Small business owners in need of a little extra cash especially those who may have trouble qualifying to borrow through traditional lenders may want to apply to a program offering small loans to small businesses on the Kenai Peninsula.
The program, offered through the Kenai Peninsula Economic Development District, makes micro-loans of up to $5,000 to small business owners, many of whom are artists who sell their crafts. The money can be used to buy whatever is needed to improve business.
"We can lend people a little money to get a new piece of equipment or new studio or whatever they need to increase their production," said director John Parker.

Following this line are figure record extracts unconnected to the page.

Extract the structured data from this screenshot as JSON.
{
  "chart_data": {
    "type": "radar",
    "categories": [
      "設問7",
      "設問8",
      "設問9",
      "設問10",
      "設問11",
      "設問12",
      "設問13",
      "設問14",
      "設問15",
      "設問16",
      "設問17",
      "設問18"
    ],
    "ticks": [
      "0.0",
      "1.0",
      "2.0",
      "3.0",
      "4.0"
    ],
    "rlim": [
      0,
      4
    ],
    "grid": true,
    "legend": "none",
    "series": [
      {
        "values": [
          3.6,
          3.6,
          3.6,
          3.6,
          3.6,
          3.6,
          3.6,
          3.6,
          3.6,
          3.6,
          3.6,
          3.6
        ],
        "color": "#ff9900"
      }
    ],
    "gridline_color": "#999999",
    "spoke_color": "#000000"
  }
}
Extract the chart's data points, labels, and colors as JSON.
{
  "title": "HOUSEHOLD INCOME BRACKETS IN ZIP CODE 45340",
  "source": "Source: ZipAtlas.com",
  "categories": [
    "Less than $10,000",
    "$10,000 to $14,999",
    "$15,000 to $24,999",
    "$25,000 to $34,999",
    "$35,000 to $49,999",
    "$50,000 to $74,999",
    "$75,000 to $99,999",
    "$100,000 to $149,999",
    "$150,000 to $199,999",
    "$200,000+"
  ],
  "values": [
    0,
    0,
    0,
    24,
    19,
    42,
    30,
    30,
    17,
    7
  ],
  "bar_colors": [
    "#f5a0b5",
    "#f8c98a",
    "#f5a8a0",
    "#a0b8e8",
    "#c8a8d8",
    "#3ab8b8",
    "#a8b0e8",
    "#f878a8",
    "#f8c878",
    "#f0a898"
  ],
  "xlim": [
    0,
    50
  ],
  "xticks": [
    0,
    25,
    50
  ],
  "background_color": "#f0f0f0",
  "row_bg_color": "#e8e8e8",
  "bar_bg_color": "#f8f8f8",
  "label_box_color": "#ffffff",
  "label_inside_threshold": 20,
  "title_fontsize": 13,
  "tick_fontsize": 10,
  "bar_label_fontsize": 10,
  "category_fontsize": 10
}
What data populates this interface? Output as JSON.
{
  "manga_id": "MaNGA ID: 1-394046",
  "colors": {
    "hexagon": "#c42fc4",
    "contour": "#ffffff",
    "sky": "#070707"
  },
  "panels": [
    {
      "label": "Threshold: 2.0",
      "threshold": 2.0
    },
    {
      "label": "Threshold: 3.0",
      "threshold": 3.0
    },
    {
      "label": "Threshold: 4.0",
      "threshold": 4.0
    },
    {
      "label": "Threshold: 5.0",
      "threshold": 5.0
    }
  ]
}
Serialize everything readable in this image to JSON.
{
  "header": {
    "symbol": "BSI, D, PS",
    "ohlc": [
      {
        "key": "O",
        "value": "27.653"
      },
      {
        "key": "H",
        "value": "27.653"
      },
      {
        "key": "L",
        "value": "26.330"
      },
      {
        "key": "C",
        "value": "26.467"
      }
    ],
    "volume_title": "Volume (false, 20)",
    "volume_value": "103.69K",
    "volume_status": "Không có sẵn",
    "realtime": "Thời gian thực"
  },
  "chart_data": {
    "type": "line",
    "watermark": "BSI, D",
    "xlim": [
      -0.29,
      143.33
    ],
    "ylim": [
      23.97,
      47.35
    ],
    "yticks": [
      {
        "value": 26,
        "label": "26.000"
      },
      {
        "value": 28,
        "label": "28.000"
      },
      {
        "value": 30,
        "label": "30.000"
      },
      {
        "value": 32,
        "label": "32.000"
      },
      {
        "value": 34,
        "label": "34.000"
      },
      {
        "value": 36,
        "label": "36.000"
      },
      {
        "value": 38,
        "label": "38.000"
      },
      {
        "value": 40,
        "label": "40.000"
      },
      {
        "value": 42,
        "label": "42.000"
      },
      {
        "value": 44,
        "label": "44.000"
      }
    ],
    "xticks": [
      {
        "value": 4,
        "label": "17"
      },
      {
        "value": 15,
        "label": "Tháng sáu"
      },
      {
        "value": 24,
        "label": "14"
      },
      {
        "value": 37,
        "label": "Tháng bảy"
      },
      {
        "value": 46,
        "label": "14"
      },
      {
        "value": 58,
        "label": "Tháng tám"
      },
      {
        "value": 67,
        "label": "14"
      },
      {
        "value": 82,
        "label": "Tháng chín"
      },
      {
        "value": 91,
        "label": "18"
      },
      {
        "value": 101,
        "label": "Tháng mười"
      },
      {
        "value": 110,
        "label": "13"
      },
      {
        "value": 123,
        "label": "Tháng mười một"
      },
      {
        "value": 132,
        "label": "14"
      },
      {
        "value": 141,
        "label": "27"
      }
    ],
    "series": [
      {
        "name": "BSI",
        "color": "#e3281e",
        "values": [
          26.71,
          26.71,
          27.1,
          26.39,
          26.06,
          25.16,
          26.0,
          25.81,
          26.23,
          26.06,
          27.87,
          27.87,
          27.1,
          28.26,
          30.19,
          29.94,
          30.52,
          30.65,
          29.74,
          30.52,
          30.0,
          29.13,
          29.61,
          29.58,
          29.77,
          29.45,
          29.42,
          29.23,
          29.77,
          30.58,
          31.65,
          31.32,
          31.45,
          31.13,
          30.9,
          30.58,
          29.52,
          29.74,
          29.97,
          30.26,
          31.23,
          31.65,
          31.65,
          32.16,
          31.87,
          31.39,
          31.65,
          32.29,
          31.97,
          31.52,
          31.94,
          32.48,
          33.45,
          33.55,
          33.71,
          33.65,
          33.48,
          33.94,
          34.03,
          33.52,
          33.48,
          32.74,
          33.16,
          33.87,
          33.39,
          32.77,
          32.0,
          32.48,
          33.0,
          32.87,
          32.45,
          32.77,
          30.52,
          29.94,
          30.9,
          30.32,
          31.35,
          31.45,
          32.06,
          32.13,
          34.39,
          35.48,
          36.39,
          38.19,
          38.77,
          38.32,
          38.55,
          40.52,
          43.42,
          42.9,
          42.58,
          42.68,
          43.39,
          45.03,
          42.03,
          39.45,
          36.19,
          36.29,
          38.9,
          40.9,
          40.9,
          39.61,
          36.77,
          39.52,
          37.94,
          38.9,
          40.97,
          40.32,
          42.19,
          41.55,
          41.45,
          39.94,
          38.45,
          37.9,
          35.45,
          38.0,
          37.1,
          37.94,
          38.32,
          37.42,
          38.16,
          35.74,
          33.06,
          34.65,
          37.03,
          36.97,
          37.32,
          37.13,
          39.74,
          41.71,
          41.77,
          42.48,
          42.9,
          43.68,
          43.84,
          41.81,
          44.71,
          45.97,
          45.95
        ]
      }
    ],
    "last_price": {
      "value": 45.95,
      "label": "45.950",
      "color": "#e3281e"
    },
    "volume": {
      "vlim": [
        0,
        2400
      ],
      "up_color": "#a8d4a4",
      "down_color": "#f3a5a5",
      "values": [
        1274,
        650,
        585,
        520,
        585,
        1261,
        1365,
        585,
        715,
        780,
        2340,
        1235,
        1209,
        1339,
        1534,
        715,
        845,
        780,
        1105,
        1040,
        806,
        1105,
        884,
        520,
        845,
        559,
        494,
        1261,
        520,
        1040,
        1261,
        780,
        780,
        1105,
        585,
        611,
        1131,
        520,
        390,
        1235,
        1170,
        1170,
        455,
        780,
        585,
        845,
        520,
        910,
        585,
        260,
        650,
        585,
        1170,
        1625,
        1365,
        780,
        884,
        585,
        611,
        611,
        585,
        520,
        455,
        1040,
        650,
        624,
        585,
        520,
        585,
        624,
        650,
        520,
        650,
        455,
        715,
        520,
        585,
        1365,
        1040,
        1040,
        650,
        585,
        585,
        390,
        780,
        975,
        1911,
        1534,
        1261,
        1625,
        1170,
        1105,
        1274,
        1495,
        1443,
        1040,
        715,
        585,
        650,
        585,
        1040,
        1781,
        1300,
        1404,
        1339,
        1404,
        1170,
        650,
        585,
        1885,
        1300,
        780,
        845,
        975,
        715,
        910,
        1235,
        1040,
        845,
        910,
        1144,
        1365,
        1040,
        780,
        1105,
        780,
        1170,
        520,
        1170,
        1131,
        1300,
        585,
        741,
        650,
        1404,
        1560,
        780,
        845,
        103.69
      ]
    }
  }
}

According to Parker, the micro-loans involve less paper work than loans for larger amounts, and the terms and conditions can be customized, to some degree, to the needs of the individual borrower. He said the loans may be of particular interest to individuals who have trouble securing a loan through traditional sources, due to credit or other problems.
"We're really pretty flexible," he said. "It's not like a bank."
One option is to use an individual's Alaska Permanent Fund dividend to pay back the loan. Up to $700 may be borrowed using the dividend as collateral, according to Dee Gaddis, the loan program's administrator.
The program is open to owners of small businesses of all kinds. One recent borrower, Morgan Evans, used loan money to buy digital camera and editing equipment.
Morgan is a freelance cinematographer based in Sterling. He's done work for the Discovery Channel, PBS and network television. Regardless of past experience, he said a freelancer needs the right equipment.
"If I go to PBS, they actually ask me what equipment I'm using," he said.
The new digital equipment brought his gear up to current standards and allowed him to continue to get work.
"If it weren't for the fact I'd upgraded my equipment, I'd probably be turned down on some of the work I get," he said.
The micro-loan program recently was awarded a federal grant which significantly increased the program's funds. The $42,731 grant, awarded through the USDA Rural Development, has been added to the funds available for loan through the program. Historically, the program only has had about $10,000 available for loan.
In the past, micro-loan money has run out quickly, before all those who applied could be served. The increase in funds means more small business owners will be able to benefit from the program.
"We have had to turn folks with good ideas away due to lack of funding," Parker said. "This grant is going to allow us to do quite a bit more under this program."